A: I think DNSSEC has that kind of layer of anonymity which is for say good. But sometimes it could be more desirable to first use a static list. But I think there's, it's a piece we need. That's just the nature of the p2p system. First kickstart... hopefully all over that.

gmaxwell: The network is still an anonymous identity list. You don't need to bootstrap identities here because there is no need for identities in the first place, except in areas where people are already connecting to identified peers.

Q: Does the onde signal this with a service bit, or is this o na fork, and if you add more ciphers how does this work?

A: How do you announce the encryption type? How do you know if the connection is possible? Yeah I don't know if the current proposal is good for that. The proposal says you have to do this between the version check handshake. So there's no service bits. So you should just try the encryption handshake and if the peer ignores it, maybe disconnect and try again. It's not ideal. Ideally you encrypt at the very first point.

Q: So it makes sense for nodes to listen on multiple ports?

A: That would make it more obvious what version you have. But yeah, maybe.

Q: Would you say that encrypting the bitcoin network traffic would bring further state attention to the bitcoin network?

A: I don't think so. Kind of having undetectable transaction like zcash and stuff, that's kind of ringing the alarm clocks there. I think pure encryption? Nah, I don't think so. They probably expect at much at this point.

Q: How did you decide how often or when to check a session key?

A: The current proposal checks at the beginning and from that point there's a re-key. There's also a re-key that has to be done once the session id has been checked. And then from then there's kind of a chain of the keys that goes back to the initial detection.

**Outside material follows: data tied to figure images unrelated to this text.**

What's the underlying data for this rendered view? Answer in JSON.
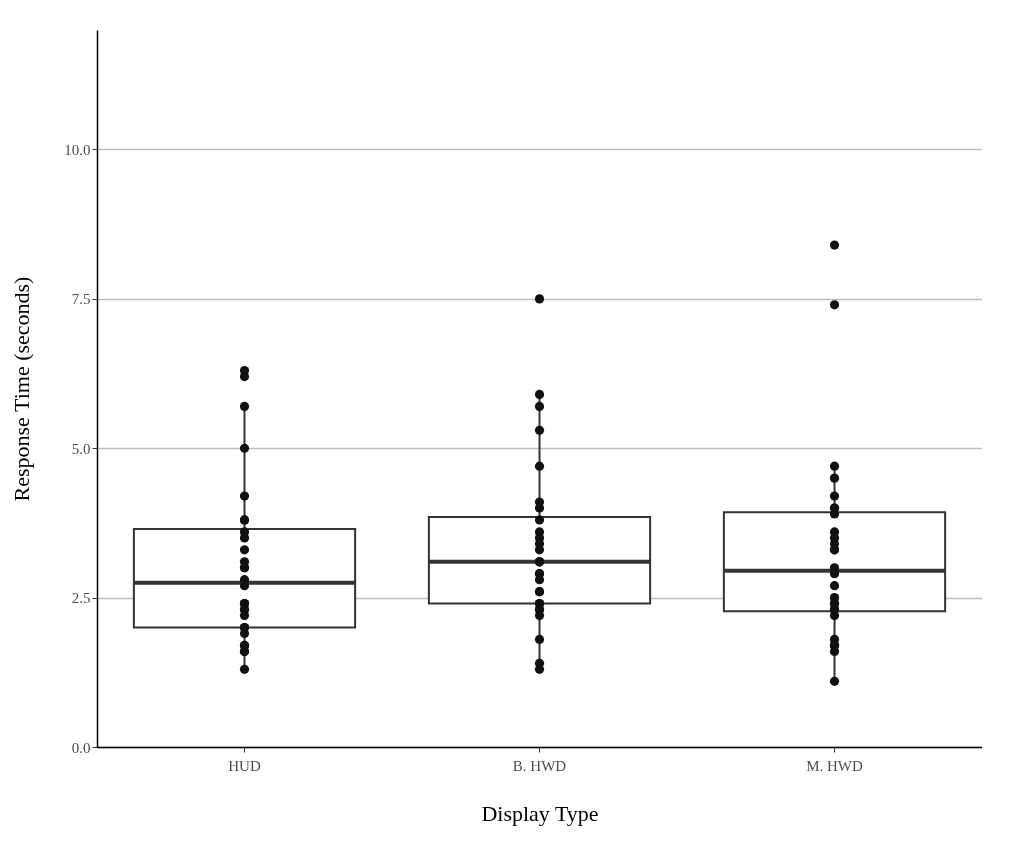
{
  "chart_data": {
    "type": "box",
    "xlabel": "Display Type",
    "ylabel": "Response Time (seconds)",
    "categories": [
      "HUD",
      "B. HWD",
      "M. HWD"
    ],
    "boxes": [
      {
        "low": 1.3,
        "q1": 2.0,
        "median": 2.75,
        "q3": 3.65,
        "high": 5.7
      },
      {
        "low": 1.3,
        "q1": 2.4,
        "median": 3.1,
        "q3": 3.85,
        "high": 5.9
      },
      {
        "low": 1.1,
        "q1": 2.27,
        "median": 2.95,
        "q3": 3.93,
        "high": 4.7
      }
    ],
    "series": [
      {
        "type": "scatter",
        "color": "#111111",
        "x": [
          "HUD",
          "HUD",
          "HUD",
          "HUD",
          "HUD",
          "HUD",
          "HUD",
          "HUD",
          "HUD",
          "HUD",
          "HUD",
          "HUD",
          "HUD",
          "HUD",
          "HUD",
          "HUD",
          "HUD",
          "HUD",
          "HUD",
          "HUD",
          "HUD",
          "HUD",
          "HUD",
          "HUD",
          "HUD",
          "HUD",
          "HUD",
          "HUD",
          "B. HWD",
          "B. HWD",
          "B. HWD",
          "B. HWD",
          "B. HWD",
          "B. HWD",
          "B. HWD",
          "B. HWD",
          "B. HWD",
          "B. HWD",
          "B. HWD",
          "B. HWD",
          "B. HWD",
          "B. HWD",
          "B. HWD",
          "B. HWD",
          "B. HWD",
          "B. HWD",
          "B. HWD",
          "B. HWD",
          "B. HWD",
          "B. HWD",
          "B. HWD",
          "B. HWD",
          "B. HWD",
          "B. HWD",
          "B. HWD",
          "B. HWD",
          "M. HWD",
          "M. HWD",
          "M. HWD",
          "M. HWD",
          "M. HWD",
          "M. HWD",
          "M. HWD",
          "M. HWD",
          "M. HWD",
          "M. HWD",
          "M. HWD",
          "M. HWD",
          "M. HWD",
          "M. HWD",
          "M. HWD",
          "M. HWD",
          "M. HWD",
          "M. HWD",
          "M. HWD",
          "M. HWD",
          "M. HWD",
          "M. HWD",
          "M. HWD",
          "M. HWD",
          "M. HWD",
          "M. HWD",
          "M. HWD",
          "M. HWD"
        ],
        "values": [
          6.3,
          6.2,
          5.7,
          5.0,
          4.2,
          3.8,
          3.8,
          3.6,
          3.5,
          3.3,
          3.1,
          3.0,
          3.0,
          2.8,
          2.7,
          2.4,
          2.4,
          2.3,
          2.3,
          2.2,
          2.0,
          2.0,
          1.9,
          1.7,
          1.7,
          1.6,
          1.6,
          1.3,
          7.5,
          5.9,
          5.7,
          5.3,
          4.7,
          4.1,
          4.0,
          3.8,
          3.6,
          3.5,
          3.4,
          3.3,
          3.1,
          3.1,
          3.1,
          2.9,
          2.9,
          2.8,
          2.6,
          2.6,
          2.4,
          2.4,
          2.3,
          2.3,
          2.2,
          1.8,
          1.4,
          1.3,
          8.4,
          7.4,
          4.7,
          4.5,
          4.2,
          4.0,
          4.0,
          3.9,
          3.6,
          3.5,
          3.4,
          3.3,
          3.3,
          3.0,
          2.9,
          2.7,
          2.5,
          2.4,
          2.4,
          2.3,
          2.3,
          2.2,
          1.8,
          1.7,
          1.7,
          1.7,
          1.6,
          1.1
        ]
      }
    ],
    "ylim": [
      0,
      12
    ],
    "yticks": [
      {
        "value": 0,
        "label": "0.0"
      },
      {
        "value": 2.5,
        "label": "2.5"
      },
      {
        "value": 5,
        "label": "5.0"
      },
      {
        "value": 7.5,
        "label": "7.5"
      },
      {
        "value": 10,
        "label": "10.0"
      }
    ],
    "grid": "y"
  }
}
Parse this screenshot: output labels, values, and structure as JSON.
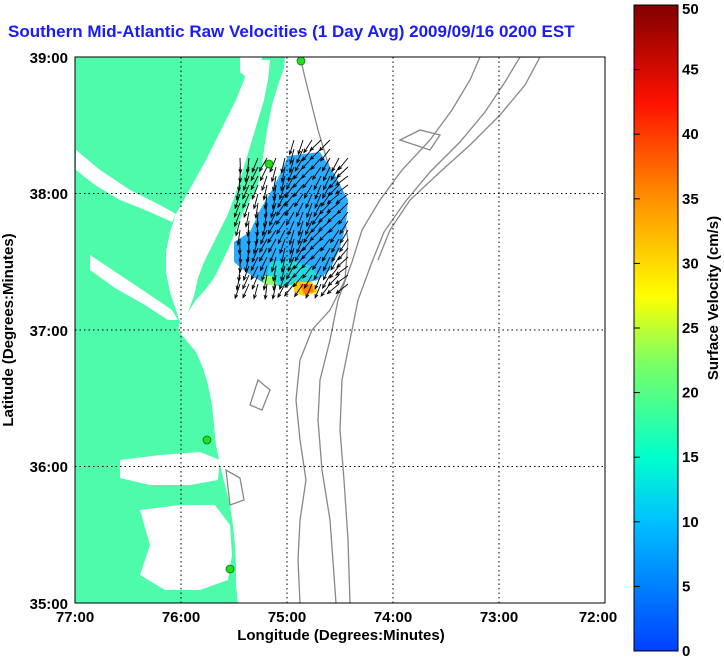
{
  "title": "Southern Mid-Atlantic Raw Velocities (1 Day Avg) 2009/09/16 0200 EST",
  "map": {
    "xlabel": "Longitude (Degrees:Minutes)",
    "ylabel": "Latitude (Degrees:Minutes)",
    "x_ticks": [
      "77:00",
      "76:00",
      "75:00",
      "74:00",
      "73:00",
      "72:00"
    ],
    "y_ticks": [
      "39:00",
      "38:00",
      "37:00",
      "36:00",
      "35:00"
    ],
    "grid": "dotted"
  },
  "colorbar": {
    "label": "Surface Velocity (cm/s)",
    "ticks": [
      "50",
      "45",
      "40",
      "35",
      "30",
      "25",
      "20",
      "15",
      "10",
      "5",
      "0"
    ],
    "range": [
      0,
      50
    ],
    "colormap": [
      "#0000ff",
      "#0080ff",
      "#00ffff",
      "#80ff80",
      "#ffff00",
      "#ff8000",
      "#ff0000",
      "#800000"
    ]
  },
  "colors": {
    "land": "#4dfbab",
    "water": "#ffffff",
    "title": "#1a1aff",
    "station": "#22dd22",
    "bathymetry": "#888888"
  }
}
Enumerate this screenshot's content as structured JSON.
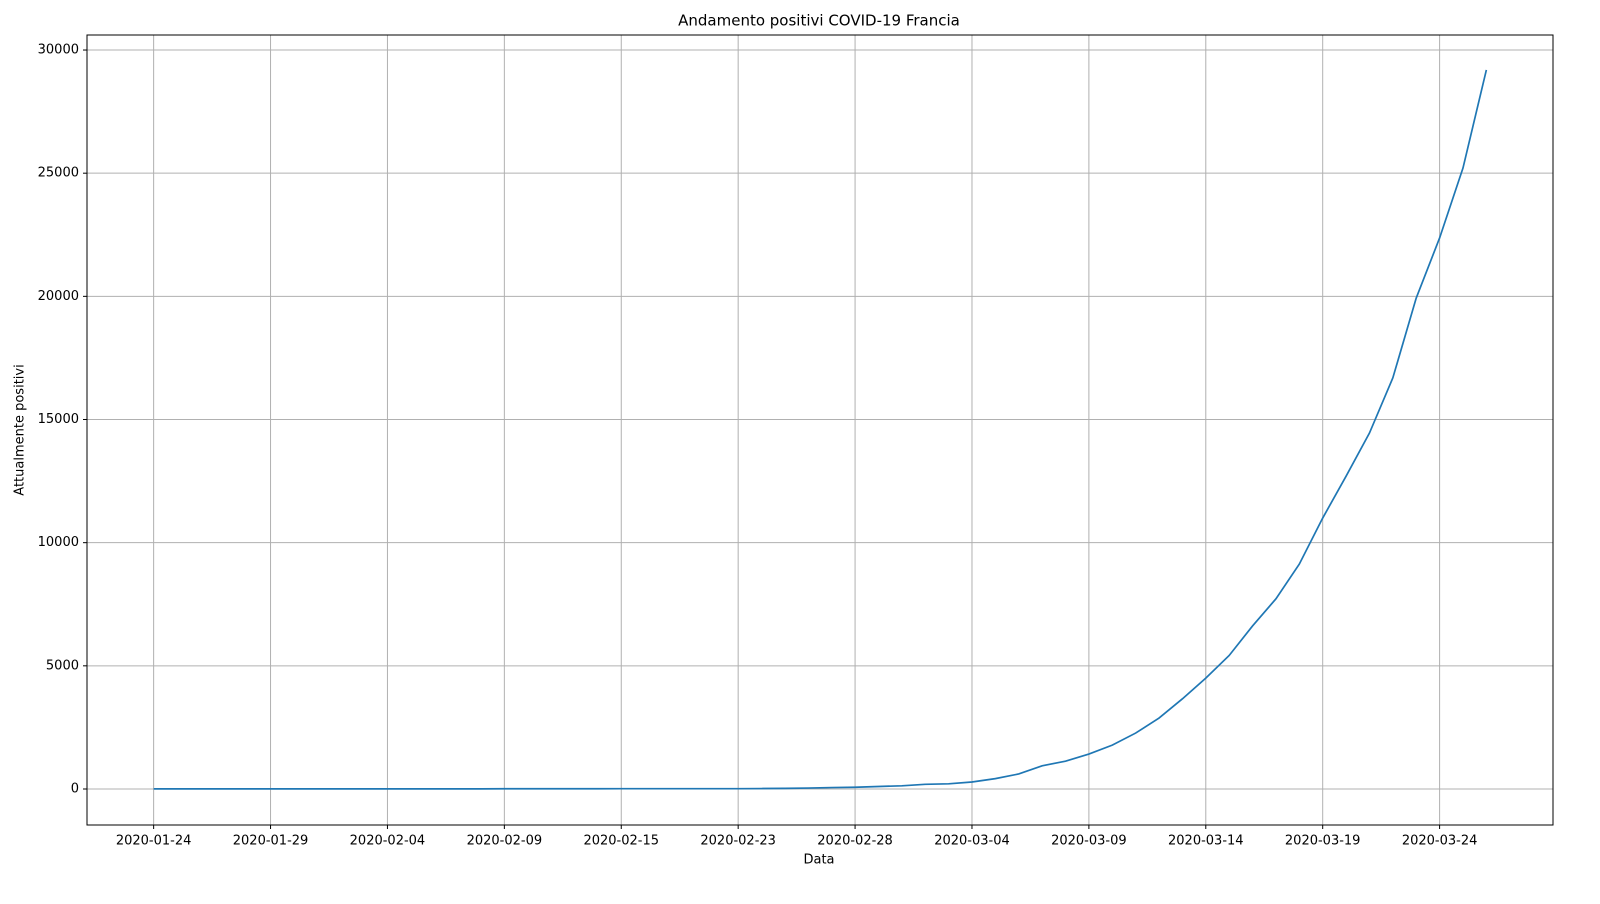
{
  "chart_data": {
    "type": "line",
    "title": "Andamento positivi COVID-19 Francia",
    "x_label": "Data",
    "y_label": "Attualmente positivi",
    "categories": [
      "2020-01-24",
      null,
      null,
      null,
      null,
      "2020-01-29",
      null,
      null,
      null,
      null,
      "2020-02-04",
      null,
      null,
      null,
      null,
      "2020-02-09",
      null,
      null,
      null,
      null,
      "2020-02-15",
      null,
      null,
      null,
      null,
      "2020-02-23",
      null,
      null,
      null,
      null,
      "2020-02-28",
      null,
      null,
      null,
      null,
      "2020-03-04",
      null,
      null,
      null,
      null,
      "2020-03-09",
      null,
      null,
      null,
      null,
      "2020-03-14",
      null,
      null,
      null,
      null,
      "2020-03-19",
      null,
      null,
      null,
      null,
      "2020-03-24",
      null,
      null
    ],
    "values": [
      3,
      3,
      3,
      3,
      3,
      4,
      5,
      5,
      5,
      6,
      6,
      6,
      6,
      6,
      6,
      11,
      11,
      11,
      11,
      11,
      12,
      12,
      12,
      12,
      12,
      12,
      18,
      25,
      38,
      57,
      70,
      100,
      130,
      190,
      210,
      285,
      420,
      610,
      940,
      1130,
      1420,
      1780,
      2270,
      2880,
      3660,
      4500,
      5420,
      6620,
      7720,
      9130,
      11000,
      12700,
      14450,
      16690,
      19930,
      22370,
      25210,
      29190
    ],
    "color": "#1f77b4",
    "ylim": [
      -1462,
      30610
    ],
    "yticks": [
      0,
      5000,
      10000,
      15000,
      20000,
      25000,
      30000
    ],
    "grid": true
  }
}
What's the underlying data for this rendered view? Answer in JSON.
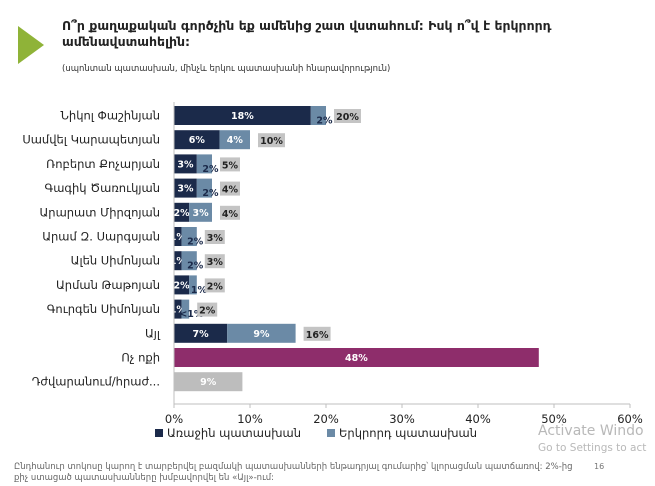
{
  "title": "Ո՞ր քաղաքական գործչին եք ամենից շատ վստահում: Իսկ ո՞վ է երկրորդ ամենավստահելին:",
  "subtitle": "(սպոնտան պատասխան, մինչև երկու պատասխանի հնարավորություն)",
  "colors": {
    "first": "#1b2a4a",
    "second": "#6b8aa6",
    "total_box": "#c4c4c4",
    "none": "#8e2d6b",
    "difficult": "#bdbdbd",
    "accent": "#8fb338"
  },
  "chart_data": {
    "type": "bar",
    "orientation": "horizontal",
    "stacked": true,
    "categories": [
      "Նիկոլ Փաշինյան",
      "Սամվել Կարապետյան",
      "Ռոբերտ Քոչարյան",
      "Գագիկ Ծառուկյան",
      "Արարատ Միրզոյան",
      "Արամ Զ. Սարգսյան",
      "Ալեն Սիմոնյան",
      "Արման Թաթոյան",
      "Գուրգեն Սիմոնյան",
      "Այլ",
      "Ոչ ոքի",
      "Դժվարանում/հրաժ..."
    ],
    "series": [
      {
        "name": "Առաջին պատասխան",
        "values": [
          18,
          6,
          3,
          3,
          2,
          1,
          1,
          2,
          1,
          7,
          48,
          9
        ],
        "labels": [
          "18%",
          "6%",
          "3%",
          "3%",
          "2%",
          "1%",
          "1%",
          "2%",
          "1%",
          "7%",
          "48%",
          "9%"
        ]
      },
      {
        "name": "Երկրորդ պատասխան",
        "values": [
          2,
          4,
          2,
          2,
          3,
          2,
          2,
          1,
          1,
          9,
          null,
          null
        ],
        "labels": [
          "2%",
          "4%",
          "2%",
          "2%",
          "3%",
          "2%",
          "2%",
          "1%",
          "<1%",
          "9%",
          "",
          ""
        ]
      }
    ],
    "totals": [
      "20%",
      "10%",
      "5%",
      "4%",
      "4%",
      "3%",
      "3%",
      "2%",
      "2%",
      "16%",
      "",
      ""
    ],
    "xlim": [
      0,
      60
    ],
    "xticks": [
      "0%",
      "10%",
      "20%",
      "30%",
      "40%",
      "50%",
      "60%"
    ],
    "legend_position": "bottom"
  },
  "footer": "Ընդհանուր տոկոսը կարող է տարբերվել բազմակի պատասխանների ենթադրյալ գումարից՝ կլորացման պատճառով: 2%-ից քիչ ստացած պատասխանները խմբավորվել են «Այլ»-ում:",
  "page_number": "16",
  "watermark": {
    "line1": "Activate Windo",
    "line2": "Go to Settings to act"
  }
}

gmaxwell: If you're doing it manually, how paranoid are you?

A: The host could have changed it.

gmaxwell: You could manually check the keys. To make sure they have the same session id? Do it every once in a while. If there's only one connection up, there's no way that a man in the middle came into the existing connection. So maybe look at it once a week or once a month. If only a tiny number of users check those session IDs, then no tier 1 ISP could be doing global observation of the network.

Q: With regards to checking session IDs are the same or not, if an attacker knows that you're going to be checking the first digit of the session ID, are they able to do anything?

gmaxwell: If the attacker knew that you were only going to hceck the first digit, then yeah they can grind that. But if they don't know what digit you're going to check..

A: The pure fact that it is detectable will reduce the attack surface enormously. So this makes it worth doing. More questions?